Desde o início do governo Bolsonaro, a participação das Forças Armadas em assuntos eminentemente civis tem crescido preocupantemente. Nem mesmo durante a ditadura tantos militares estiveram investidos de cargos administrativos relevantes. Não bastasse isso, agora o presidente manifestou apoio à ideia de que militares façam a apuração paralela das eleições. A contagem dos votos não seria feita mais apenas nas sessões eleitorais e nos tribunais da Justiça Eleitoral, mas também na caserna nos quartéis.
Que se diga: as Forças Armadas já tem participação nas eleições. Elas constam na Resolução 23.673/2021 do TSE como instituições “legitimadas a participar das etapas do processo de fiscalização”, inclusive podendo acompanhar o desenvolvimento dos sistemas e programas de apuração, bem como ter acesso aos dados gerados. Além delas também participam órgãos civis e de Estado como o Ministério Público, a Polícia Federal, a Ordem dos Advogados do Brasil, dentre outros.

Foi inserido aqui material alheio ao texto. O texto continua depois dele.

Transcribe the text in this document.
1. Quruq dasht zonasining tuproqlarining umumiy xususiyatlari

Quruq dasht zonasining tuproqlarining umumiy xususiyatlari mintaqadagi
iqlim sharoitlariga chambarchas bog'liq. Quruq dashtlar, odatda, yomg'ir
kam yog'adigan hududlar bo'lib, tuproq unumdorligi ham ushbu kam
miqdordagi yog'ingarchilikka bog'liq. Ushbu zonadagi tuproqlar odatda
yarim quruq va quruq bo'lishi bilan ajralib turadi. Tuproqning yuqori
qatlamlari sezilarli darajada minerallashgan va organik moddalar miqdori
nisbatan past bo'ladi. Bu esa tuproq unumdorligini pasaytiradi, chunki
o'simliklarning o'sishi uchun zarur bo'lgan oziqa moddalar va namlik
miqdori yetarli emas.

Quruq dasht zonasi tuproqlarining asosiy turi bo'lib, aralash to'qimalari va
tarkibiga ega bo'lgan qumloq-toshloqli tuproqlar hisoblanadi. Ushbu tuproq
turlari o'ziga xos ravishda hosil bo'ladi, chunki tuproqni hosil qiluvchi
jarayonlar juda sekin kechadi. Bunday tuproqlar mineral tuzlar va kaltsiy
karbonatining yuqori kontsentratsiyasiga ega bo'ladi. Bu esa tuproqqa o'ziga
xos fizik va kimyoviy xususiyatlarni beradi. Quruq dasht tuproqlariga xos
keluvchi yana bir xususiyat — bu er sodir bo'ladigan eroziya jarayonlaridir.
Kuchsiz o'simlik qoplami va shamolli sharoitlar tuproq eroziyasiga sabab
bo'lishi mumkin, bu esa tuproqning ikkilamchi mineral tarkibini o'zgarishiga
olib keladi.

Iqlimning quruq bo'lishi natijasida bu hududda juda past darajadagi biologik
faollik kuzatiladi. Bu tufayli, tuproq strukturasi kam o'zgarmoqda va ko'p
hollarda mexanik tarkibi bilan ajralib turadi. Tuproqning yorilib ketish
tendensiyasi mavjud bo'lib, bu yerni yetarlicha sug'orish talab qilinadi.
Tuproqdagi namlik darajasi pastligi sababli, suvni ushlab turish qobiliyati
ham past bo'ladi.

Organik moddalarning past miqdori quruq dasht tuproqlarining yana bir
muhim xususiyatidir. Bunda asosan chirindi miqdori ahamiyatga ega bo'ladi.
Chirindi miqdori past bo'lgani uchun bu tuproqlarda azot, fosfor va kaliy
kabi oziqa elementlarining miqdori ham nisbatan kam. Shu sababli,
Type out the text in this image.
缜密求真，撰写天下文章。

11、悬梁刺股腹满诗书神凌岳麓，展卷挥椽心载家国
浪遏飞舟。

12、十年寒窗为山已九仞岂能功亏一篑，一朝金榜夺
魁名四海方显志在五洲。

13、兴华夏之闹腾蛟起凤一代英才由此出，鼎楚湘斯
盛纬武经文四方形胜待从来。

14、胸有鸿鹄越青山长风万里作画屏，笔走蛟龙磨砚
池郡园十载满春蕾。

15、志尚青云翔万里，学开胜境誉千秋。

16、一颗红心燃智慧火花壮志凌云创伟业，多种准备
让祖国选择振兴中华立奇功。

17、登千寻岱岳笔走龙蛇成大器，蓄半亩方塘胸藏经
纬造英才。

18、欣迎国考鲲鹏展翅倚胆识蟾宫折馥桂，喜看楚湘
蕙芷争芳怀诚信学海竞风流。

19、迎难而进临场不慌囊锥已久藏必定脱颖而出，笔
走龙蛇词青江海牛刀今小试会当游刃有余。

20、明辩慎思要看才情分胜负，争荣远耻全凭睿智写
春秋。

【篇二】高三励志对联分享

Que as Forças Armadas ajudem na fiscalização da eleição é uma coisa, outra é que elas concorram com uma instituição civil na execução da apuração dos votos. Afinal, é o TSE quem, além da competência e know how técnico, dispõe da legitimidade legal para fazê-lo. Dar esse poder aos militares é destituir a própria sociedade de controlar o processo democrático, e isso é completamente incompatível com um regime de liberdades públicas.
Na manifestação sobre apuração eleitoral dos militares, Bolsonaro voltou a mencionar uma suposta “sala secreta” na qual “meia dúzia de técnicos dizem ali no final quem ganhou”. Nada poderia ser mais falso. Inexiste tal sala. Os votos já são apurados nas urnas, cabendo ao TSE fazer a consolidação e totalização do resultado, que pode ser auferido a qualquer tempo. O presidente fomenta o receio da votação eletrônica jogando suspeição sem fazer nenhuma denúncia formal. Como não conseguiu fazer passar a lei do voto impresso, usa os militares para forçar a desmoralização do Judiciário. O que ele deseja é um sufrágio universal sob a mira de baionetas.